Hey there! You just taking a little rest there?
And at this point, were up to about 35 hours of mostly non-sleep, so when people disturb my powernapping, Im no longer pissed off, Im completely off the rails lost.
I was pretty sure, given the implied hospitality behind the remark, the bright light, and my sleep deprivation that I was talking to a miner.
So Ive got to answer our little spelunking friend. And in my brain, Im composing a reply like Why yes, yes we are, Sir Miner. As an aside, your light is certainly not assisting me in this task. But this is what I said.
Wu?
I couldnt even finish my non-grammatical reply, thats how bad off I was. Then, the light had more questions.
So youre travelling with your friends up there in the truck?
Ye.
Then there was another question I cant remember, followed by another ye and some sort of sign-off with another ye and the police car rolled away. Funny, he didnt seem to bother the truckers.
After that, the girlfriend and I split up so I could tear-ass to the new digs before massive paralysis shut my withered old butt down.

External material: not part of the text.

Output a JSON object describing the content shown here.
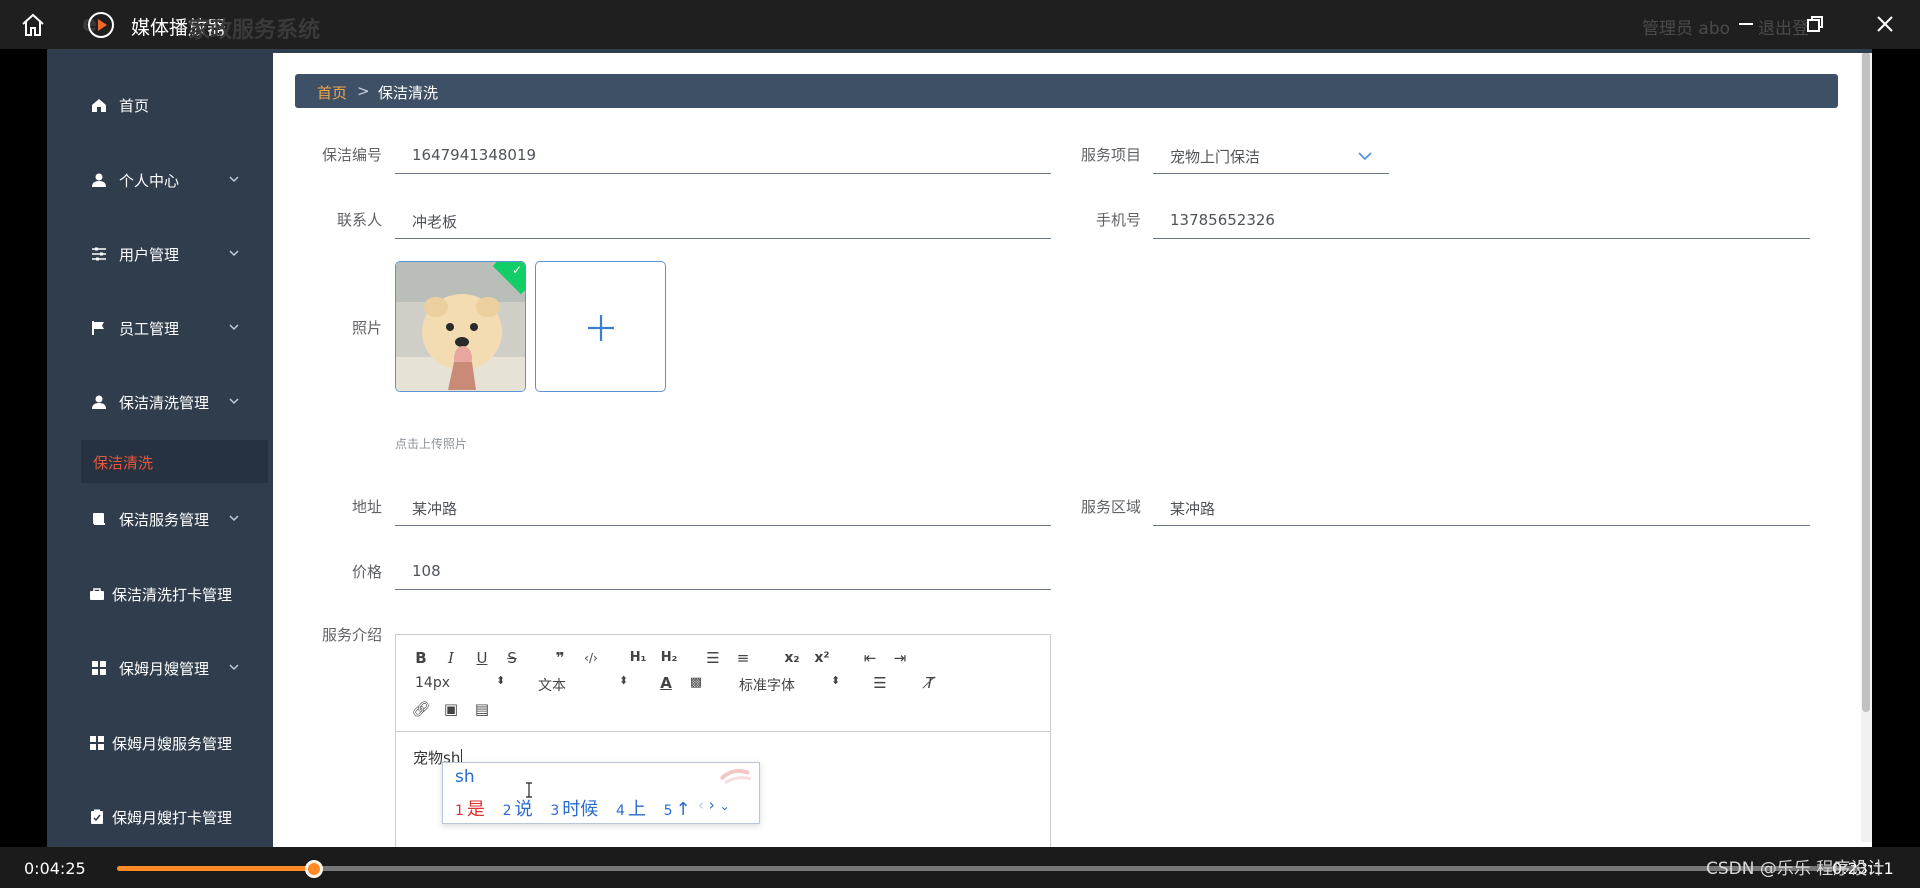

At the old place, we had to contend with the noises of Highway 101, various low-flying television and government aircraft, small-penised men with large after-market car mufflers, the pre-divorce/pre-restaining order verbal dances of neighbors, and the cotton candy man, though I liked the cotton candy man. COTTON CANDY! COTTON CANDY! The cotton candy man was all Heisenberg and shit, you could see him, or hear him, but you would never see him yell COTTON CANDY! I should have bought some cotton candy from him, even though I do not like cotton candy. Anyway, at the new place, I dont mind any of the noises which consists of coyotes, birds, lizards, burros, cows, chickens, and roosters, the latter owned by the neighbors over yonder. Ive named one of the roosters Sir Hides-A-Lot because every single time I look over there, hes running from the coop entrance to the back of the coop. Its the exact same, every time, like a film loop. And that whole morning crowing thing is bullcakies roosters crow whenever they damn well want to and good for them. So far, Im 3 for 3 on beating them up in the morning. I mean, getting up before they crow, not actually physically punching them out. That was more for the Honda muffler crowd. Oh, I forgot one thing. Here in the desert, its very unlikely that I will see a white Mercedes stretch limo (with gold trim, duh) pull right up next to my window while the passenger engages in a pathetic round of verbal jabs at 2am with one of the apartment dwellers next door, and then he signals to the driver to dramatically drive away while hes still swearing but the driveway is very small so he has to back the limo up slowly, totally blind so the passenger is like YEAH AND YOU FUCKING SUCK AND --- no, youre good, okay a little to the left YOU PRICK ASSH --- no, not you, keep going, youre doing good ... and then they get on the street, finally, and peel out with a dramatic flourish into their Total Drug Future 2017. Gonna miss that.